The motion to impeach Ms Park was adopted by 234 votes to 56, easily securing the required two-thirds majority in the 300-seat chamber. The vote stripped the president of her powers as commander-in-chief of South Korea’s 630,000-member military, and her ability to appoint officials, sign treaties with foreign countries and carry out special pardons of inmates. She also cannot preside over meetings of presidential secretaries.

News of the vote triggered wild celebrations among hundreds of anti-Park activists gathered outside the national assembly.

“This is a great moment,” said a beaming Kim Jun-Hweh, 21. “This is what we wanted, and we want her kicked out of the Blue House now.”

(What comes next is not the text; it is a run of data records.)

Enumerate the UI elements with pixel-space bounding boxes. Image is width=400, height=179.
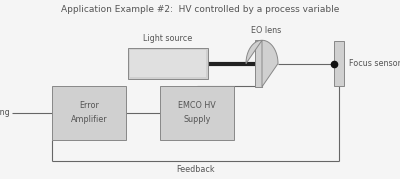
Text: Error: Error xyxy=(79,101,99,110)
Bar xyxy=(130,50,206,77)
Text: Light source: Light source xyxy=(143,34,193,43)
Bar xyxy=(255,40,262,87)
Text: Setting: Setting xyxy=(0,108,10,117)
Bar xyxy=(128,48,208,79)
Text: Supply: Supply xyxy=(183,115,211,124)
Bar xyxy=(160,86,234,140)
Text: EMCO HV: EMCO HV xyxy=(178,101,216,110)
Text: EO lens: EO lens xyxy=(251,26,281,35)
Text: Focus sensor: Focus sensor xyxy=(349,59,400,68)
Bar xyxy=(52,86,126,140)
Polygon shape xyxy=(246,40,278,87)
Text: Amplifier: Amplifier xyxy=(71,115,107,124)
Text: Application Example #2:  HV controlled by a process variable: Application Example #2: HV controlled by… xyxy=(61,5,339,14)
Bar xyxy=(334,41,344,86)
Text: Feedback: Feedback xyxy=(176,165,215,174)
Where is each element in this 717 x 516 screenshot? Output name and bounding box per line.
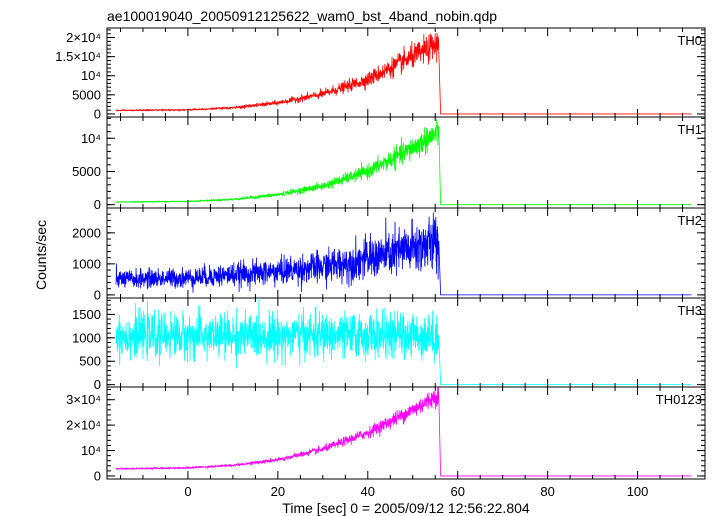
panel-frame (106, 27, 706, 118)
panel-label: TH3 (677, 303, 702, 318)
series-line-th0123 (115, 386, 692, 477)
panel-frame (106, 386, 706, 480)
y-tick-label: 3×10⁴ (66, 392, 101, 407)
y-tick-label: 0 (94, 287, 101, 302)
y-tick-label: 0 (94, 468, 101, 483)
y-tick-label: 2×10⁴ (66, 30, 101, 45)
panel-label: TH1 (677, 122, 702, 137)
y-tick-label: 1000 (72, 256, 101, 271)
x-tick-label: 40 (361, 484, 375, 499)
y-tick-label: 5000 (72, 164, 101, 179)
y-tick-label: 500 (79, 354, 101, 369)
x-tick-label: 80 (540, 484, 554, 499)
y-tick-label: 2000 (72, 225, 101, 240)
series-line-th0 (115, 32, 692, 115)
panel-frame (106, 116, 706, 209)
series-line-th1 (115, 118, 692, 206)
y-tick-label: 0 (94, 377, 101, 392)
x-tick-label: 0 (184, 484, 191, 499)
series-line-th3 (115, 297, 692, 386)
panel-label: TH2 (677, 213, 702, 228)
y-tick-label: 0 (94, 106, 101, 121)
panel-th1: 0 5000 10⁴ TH1 (72, 116, 706, 212)
y-tick-label: 1.5×10⁴ (55, 49, 101, 64)
panel-label: TH0123 (656, 392, 702, 407)
x-tick-label: 100 (627, 484, 649, 499)
x-axis-label: Time [sec] 0 = 2005/09/12 12:56:22.804 (282, 500, 530, 516)
y-tick-label: 10⁴ (81, 68, 101, 83)
panel-th0: 0 5000 10⁴ 1.5×10⁴ 2×10⁴ TH0 (55, 27, 706, 121)
y-tick-label: 2×10⁴ (66, 418, 101, 433)
x-tick-label: 60 (450, 484, 464, 499)
series-line-th2 (115, 212, 692, 296)
chart-title: ae100019040_20050912125622_wam0_bst_4ban… (107, 8, 497, 24)
y-tick-label: 0 (94, 197, 101, 212)
panel-th0123: 0 10⁴ 2×10⁴ 3×10⁴ TH0123 (66, 386, 706, 483)
y-tick-label: 10⁴ (81, 131, 101, 146)
y-axis-label: Counts/sec (33, 220, 49, 290)
panel-th2: 0 1000 2000 TH2 (72, 207, 706, 302)
y-tick-label: 1000 (72, 330, 101, 345)
y-tick-label: 1500 (72, 307, 101, 322)
panel-label: TH0 (677, 33, 702, 48)
y-tick-label: 10⁴ (81, 443, 101, 458)
x-tick-label: 20 (271, 484, 285, 499)
y-tick-label: 5000 (72, 87, 101, 102)
panel-th3: 0 500 1000 1500 TH3 (72, 297, 706, 392)
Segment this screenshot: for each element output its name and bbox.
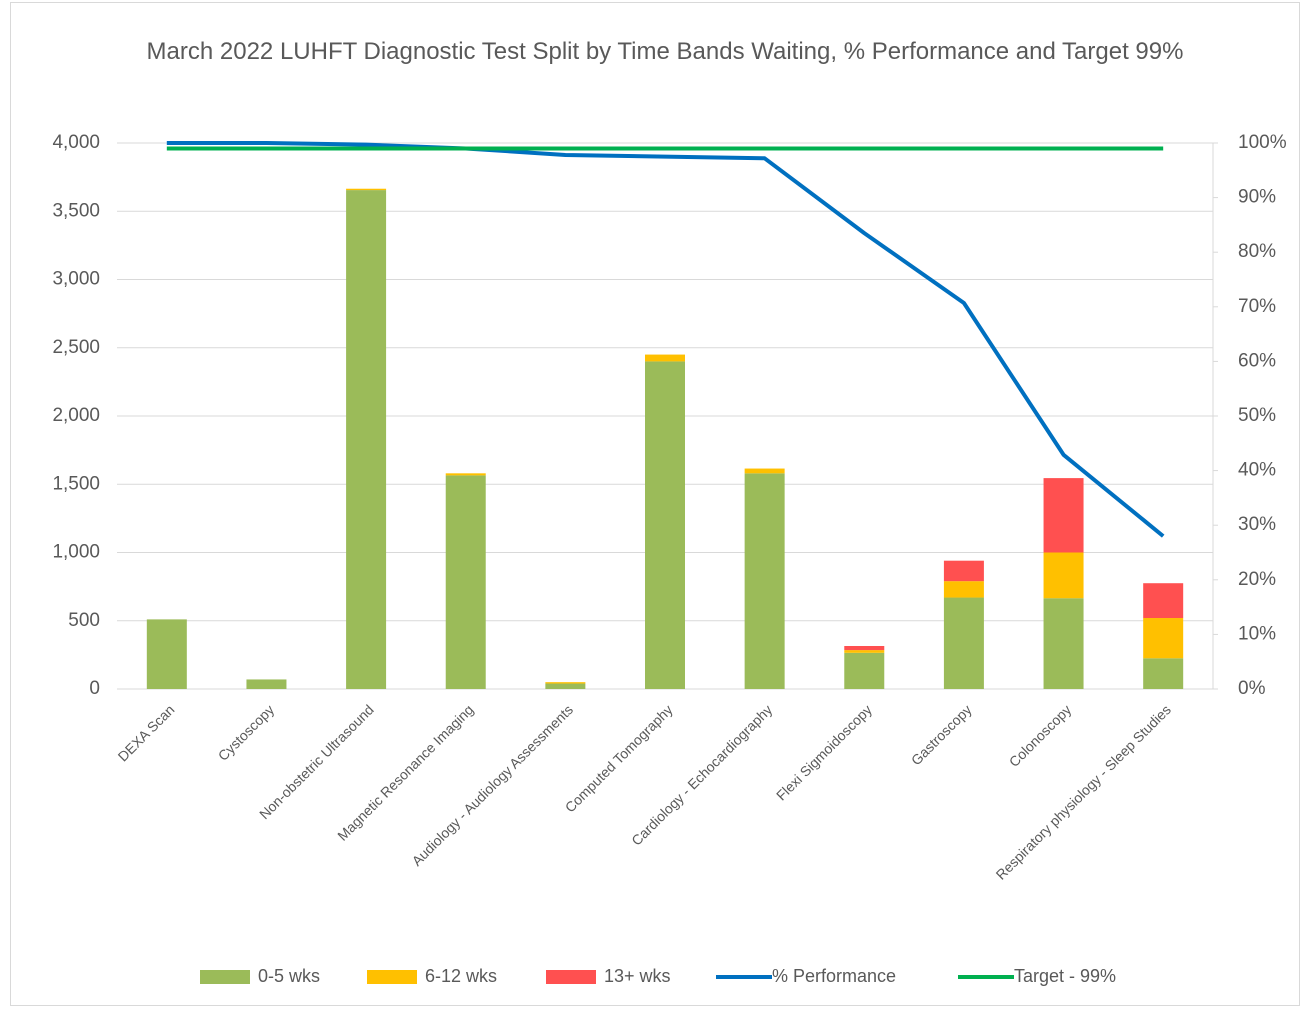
bar — [943, 597, 984, 689]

MPs from both main parties faced huge pressure to act against Ms Park, the daughter of a military dictator still revered by many conservatives for lifting the country out of poverty in the 1960s and 1970s.

Her approval ratings had plunged to 4 per cent, the lowest among South Korean leaders since democracy arrived in the late 1980s, and even elderly conservatives who once made up her political base have distanced themselves from her. An opinion survey released earlier on Friday showed 81 per cent of respondents supported Ms Park’s impeachment.

The push for impeachment was driven by massive protests that saw millions take to the streets of Seoul and other cities in recent weeks, demanding Ms Park’s ouster.

“This has been an honourable civil revolution in which our people defeated an incompetent leader,” the president of the main opposition Democratic Party said after the vote.

The scandal that felled Ms Park focused on her friendship with long-time confidante Choi Soon-Sil.

Ms Choi is awaiting trial on charges of meddling in state affairs and using her Blue House connections to force dozens of conglomerates to donate around US$70 million to two foundations she controlled.

In a first for a sitting South Korean president, Ms Park has been named a “suspect” by prosecutors investigating the case.

It has been a startling fall from grace for a politician who had run for the Blue House as an incorruptible candidate, declaring herself beholden to nobody and “married to the nation”.

But the latest scandal around Ms Park comes after years of frustration from opponents over a leadership style that inspired comparisons to her father, Park Chung-Hee. Critics saw in Ms Park an unwillingness to tolerate dissent as her government cracked down on press freedom, pushed to dissolve a leftist party and allowed aggressive police suppression of anti-government protests, which saw the death of an activist in 2016.

She also was heavily criticised over her government’s handling of a 2014 ferry sinking that killed more than 300 people, most of them schoolchildren.